While this event ended with mediocre results for me, my “team” (we’re not a real “team” as pros would define the word, just a bunch of buds having fun traveling the Mid-Atlantic seaboard to sling expensive cardboard) did quite well. Big shoutouts to Keith Blackwell on his top 8, Sam Roukas on his top 32, and Mike Herbig and Greg Komar for placing in top 64. My train/bus buddy, Will Juseck, dropped early in the day, but he was able to Top 64 the Standard portion with UWR Control, so he gets a shout, as well. I’ll mostly be taking a break from Legacy this weekend to play in the Team Grand Prix in Providence, but I may get some side events in.
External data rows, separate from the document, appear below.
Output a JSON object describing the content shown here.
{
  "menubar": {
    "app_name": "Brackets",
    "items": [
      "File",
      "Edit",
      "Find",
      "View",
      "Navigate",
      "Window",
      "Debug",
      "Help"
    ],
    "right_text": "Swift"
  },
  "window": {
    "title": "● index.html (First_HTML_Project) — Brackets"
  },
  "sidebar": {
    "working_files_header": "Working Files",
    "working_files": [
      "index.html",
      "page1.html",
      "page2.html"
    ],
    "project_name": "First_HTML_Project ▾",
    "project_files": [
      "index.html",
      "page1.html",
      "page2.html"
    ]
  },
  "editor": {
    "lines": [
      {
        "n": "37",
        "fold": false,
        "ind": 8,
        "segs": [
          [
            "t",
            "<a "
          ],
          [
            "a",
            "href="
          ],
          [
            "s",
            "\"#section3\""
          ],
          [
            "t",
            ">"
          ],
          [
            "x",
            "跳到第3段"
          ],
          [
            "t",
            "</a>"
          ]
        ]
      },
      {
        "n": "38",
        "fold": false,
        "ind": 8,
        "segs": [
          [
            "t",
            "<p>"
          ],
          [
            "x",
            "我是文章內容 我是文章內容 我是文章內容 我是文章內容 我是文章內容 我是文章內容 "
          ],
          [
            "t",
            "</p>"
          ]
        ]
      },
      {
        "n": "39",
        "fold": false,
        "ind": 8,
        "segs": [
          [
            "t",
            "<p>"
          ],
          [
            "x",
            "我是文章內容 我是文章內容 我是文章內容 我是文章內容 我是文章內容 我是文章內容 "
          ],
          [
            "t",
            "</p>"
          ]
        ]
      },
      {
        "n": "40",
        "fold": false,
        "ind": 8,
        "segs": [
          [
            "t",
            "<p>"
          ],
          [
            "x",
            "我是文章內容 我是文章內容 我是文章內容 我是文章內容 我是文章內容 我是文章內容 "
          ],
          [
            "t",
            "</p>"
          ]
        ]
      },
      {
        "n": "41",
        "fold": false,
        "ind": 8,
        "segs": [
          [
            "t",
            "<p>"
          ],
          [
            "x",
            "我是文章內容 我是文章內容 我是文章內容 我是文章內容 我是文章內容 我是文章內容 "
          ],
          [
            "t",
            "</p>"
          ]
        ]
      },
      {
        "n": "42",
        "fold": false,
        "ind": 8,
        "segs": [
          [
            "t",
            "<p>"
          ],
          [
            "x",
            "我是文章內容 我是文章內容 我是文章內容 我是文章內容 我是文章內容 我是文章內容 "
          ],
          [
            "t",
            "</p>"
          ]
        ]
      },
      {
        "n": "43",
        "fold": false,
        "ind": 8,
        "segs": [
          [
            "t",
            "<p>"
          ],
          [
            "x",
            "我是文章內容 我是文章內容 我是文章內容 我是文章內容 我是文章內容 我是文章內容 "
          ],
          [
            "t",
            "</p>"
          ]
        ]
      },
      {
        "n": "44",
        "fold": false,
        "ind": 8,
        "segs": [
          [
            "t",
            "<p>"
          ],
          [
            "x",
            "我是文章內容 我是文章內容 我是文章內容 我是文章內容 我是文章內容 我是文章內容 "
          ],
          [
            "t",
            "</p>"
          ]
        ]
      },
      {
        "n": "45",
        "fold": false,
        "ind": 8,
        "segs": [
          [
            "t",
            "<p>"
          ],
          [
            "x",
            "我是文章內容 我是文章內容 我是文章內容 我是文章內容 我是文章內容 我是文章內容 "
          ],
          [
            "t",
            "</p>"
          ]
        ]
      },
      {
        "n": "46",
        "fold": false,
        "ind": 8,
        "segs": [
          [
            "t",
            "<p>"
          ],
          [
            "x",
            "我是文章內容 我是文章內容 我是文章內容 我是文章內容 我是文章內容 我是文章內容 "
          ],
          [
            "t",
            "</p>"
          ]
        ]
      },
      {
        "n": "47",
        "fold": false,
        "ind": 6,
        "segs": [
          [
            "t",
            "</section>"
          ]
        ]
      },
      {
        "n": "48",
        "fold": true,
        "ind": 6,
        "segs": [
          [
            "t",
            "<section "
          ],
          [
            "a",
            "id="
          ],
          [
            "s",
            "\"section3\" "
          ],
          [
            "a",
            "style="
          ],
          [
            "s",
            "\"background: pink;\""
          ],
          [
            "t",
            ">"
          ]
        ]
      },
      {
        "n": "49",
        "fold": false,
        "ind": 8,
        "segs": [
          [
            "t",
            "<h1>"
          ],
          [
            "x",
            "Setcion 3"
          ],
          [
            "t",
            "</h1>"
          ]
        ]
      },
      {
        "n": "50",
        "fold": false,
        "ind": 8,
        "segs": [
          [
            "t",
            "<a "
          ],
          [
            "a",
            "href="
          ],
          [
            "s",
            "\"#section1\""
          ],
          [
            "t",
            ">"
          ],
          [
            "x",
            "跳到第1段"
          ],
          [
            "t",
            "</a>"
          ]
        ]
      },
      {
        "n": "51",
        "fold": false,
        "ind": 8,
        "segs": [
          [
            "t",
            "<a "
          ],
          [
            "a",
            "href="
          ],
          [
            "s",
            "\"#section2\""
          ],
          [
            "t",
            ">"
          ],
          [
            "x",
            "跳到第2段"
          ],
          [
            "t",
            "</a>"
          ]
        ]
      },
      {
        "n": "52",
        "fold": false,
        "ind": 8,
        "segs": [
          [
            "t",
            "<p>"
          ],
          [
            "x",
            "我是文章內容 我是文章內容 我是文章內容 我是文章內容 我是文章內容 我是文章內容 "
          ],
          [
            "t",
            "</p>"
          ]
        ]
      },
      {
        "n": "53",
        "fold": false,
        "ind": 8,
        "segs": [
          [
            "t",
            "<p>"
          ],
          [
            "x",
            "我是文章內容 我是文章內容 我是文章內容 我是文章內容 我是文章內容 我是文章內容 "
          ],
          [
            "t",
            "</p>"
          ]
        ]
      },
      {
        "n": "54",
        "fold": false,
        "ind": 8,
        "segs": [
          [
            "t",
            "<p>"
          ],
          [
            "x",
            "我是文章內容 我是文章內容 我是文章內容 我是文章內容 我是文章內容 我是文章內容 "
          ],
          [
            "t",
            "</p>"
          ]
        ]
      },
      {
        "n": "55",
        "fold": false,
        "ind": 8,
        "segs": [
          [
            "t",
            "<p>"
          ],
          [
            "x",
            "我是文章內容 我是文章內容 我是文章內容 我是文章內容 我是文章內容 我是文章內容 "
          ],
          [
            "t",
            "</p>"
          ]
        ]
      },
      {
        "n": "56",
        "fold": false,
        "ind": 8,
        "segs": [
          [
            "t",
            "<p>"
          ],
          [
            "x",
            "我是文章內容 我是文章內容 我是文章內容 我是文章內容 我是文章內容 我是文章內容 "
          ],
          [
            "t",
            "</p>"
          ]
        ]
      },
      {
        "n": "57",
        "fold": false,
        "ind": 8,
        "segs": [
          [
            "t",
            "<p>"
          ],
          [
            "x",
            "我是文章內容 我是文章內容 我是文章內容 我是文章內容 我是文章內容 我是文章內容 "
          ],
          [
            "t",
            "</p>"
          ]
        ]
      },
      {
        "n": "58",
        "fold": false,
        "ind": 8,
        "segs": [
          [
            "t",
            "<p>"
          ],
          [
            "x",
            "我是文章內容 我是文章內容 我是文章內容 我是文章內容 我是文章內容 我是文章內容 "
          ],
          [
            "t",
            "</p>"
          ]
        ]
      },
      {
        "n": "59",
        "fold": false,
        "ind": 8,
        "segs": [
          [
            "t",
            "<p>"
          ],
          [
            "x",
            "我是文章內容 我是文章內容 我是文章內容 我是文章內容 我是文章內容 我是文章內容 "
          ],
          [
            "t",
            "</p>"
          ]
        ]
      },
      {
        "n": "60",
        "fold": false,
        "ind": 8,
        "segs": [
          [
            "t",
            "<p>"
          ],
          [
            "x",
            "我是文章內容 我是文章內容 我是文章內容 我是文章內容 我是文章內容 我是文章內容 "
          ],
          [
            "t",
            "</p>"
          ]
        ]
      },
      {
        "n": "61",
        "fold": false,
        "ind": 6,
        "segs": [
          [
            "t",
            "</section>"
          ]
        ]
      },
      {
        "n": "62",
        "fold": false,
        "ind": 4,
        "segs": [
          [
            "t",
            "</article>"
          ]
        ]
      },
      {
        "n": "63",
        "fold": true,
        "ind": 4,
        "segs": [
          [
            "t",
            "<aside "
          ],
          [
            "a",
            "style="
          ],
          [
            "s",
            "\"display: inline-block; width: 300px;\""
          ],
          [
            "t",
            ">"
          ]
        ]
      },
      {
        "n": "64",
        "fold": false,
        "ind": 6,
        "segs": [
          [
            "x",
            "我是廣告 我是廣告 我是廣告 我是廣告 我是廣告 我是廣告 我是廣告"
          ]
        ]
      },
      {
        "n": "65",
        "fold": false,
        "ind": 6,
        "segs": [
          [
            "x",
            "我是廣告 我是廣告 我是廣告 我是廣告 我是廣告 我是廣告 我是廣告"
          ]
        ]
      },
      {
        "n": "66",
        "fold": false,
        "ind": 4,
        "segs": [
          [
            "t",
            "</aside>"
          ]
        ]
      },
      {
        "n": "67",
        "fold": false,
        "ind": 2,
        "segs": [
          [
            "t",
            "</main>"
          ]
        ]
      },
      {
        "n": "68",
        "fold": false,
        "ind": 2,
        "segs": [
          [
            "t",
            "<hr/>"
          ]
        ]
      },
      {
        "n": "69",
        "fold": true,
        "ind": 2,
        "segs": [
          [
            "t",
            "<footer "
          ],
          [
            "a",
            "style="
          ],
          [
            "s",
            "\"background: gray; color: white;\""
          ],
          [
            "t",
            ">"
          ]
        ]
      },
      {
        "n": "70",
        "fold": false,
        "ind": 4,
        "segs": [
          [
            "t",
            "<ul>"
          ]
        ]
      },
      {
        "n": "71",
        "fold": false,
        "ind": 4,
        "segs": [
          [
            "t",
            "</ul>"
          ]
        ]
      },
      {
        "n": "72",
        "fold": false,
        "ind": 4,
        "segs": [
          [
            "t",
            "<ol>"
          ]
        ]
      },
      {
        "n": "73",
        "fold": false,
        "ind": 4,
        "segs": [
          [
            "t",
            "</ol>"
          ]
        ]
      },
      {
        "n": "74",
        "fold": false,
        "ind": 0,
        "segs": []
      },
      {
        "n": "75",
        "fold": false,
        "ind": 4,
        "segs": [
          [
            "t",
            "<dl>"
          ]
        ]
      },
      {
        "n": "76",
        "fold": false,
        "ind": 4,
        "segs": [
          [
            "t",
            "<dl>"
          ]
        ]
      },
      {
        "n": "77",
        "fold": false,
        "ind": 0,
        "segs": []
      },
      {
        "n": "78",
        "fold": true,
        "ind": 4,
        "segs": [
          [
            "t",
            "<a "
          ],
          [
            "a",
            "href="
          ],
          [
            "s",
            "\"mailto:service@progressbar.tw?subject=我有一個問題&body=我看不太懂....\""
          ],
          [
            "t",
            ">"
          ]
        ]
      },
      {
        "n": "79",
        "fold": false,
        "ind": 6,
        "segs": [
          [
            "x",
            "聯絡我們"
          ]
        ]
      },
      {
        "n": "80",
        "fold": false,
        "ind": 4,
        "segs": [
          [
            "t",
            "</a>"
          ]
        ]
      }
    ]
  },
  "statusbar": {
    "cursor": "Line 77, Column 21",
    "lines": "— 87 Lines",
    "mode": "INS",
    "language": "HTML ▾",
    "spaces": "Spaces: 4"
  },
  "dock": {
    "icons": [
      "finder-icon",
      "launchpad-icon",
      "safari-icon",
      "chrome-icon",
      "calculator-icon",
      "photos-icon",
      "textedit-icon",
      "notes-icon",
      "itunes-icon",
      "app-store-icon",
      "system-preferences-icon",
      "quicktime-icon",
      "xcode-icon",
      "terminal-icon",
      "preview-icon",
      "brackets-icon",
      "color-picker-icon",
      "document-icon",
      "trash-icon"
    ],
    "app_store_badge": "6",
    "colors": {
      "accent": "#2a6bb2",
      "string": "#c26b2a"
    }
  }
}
While I only picked up two Open Series points this weekend, there is still time for me to qualify for Somerset, with SCG Philly and SCG Worcester on the horizon. Now that I have my playset of Bobs, I may give Esper Deathblade a whirl.

“Evil” Tim Akpinar is one of Brooklyn’s finest durdlers. If there’s a top-tier control deck in the meta, you can bet he’s spent a minute taking it apart to see what makes it tick. If it wraths and draws cards, “Evil” Tim Akpinar approves.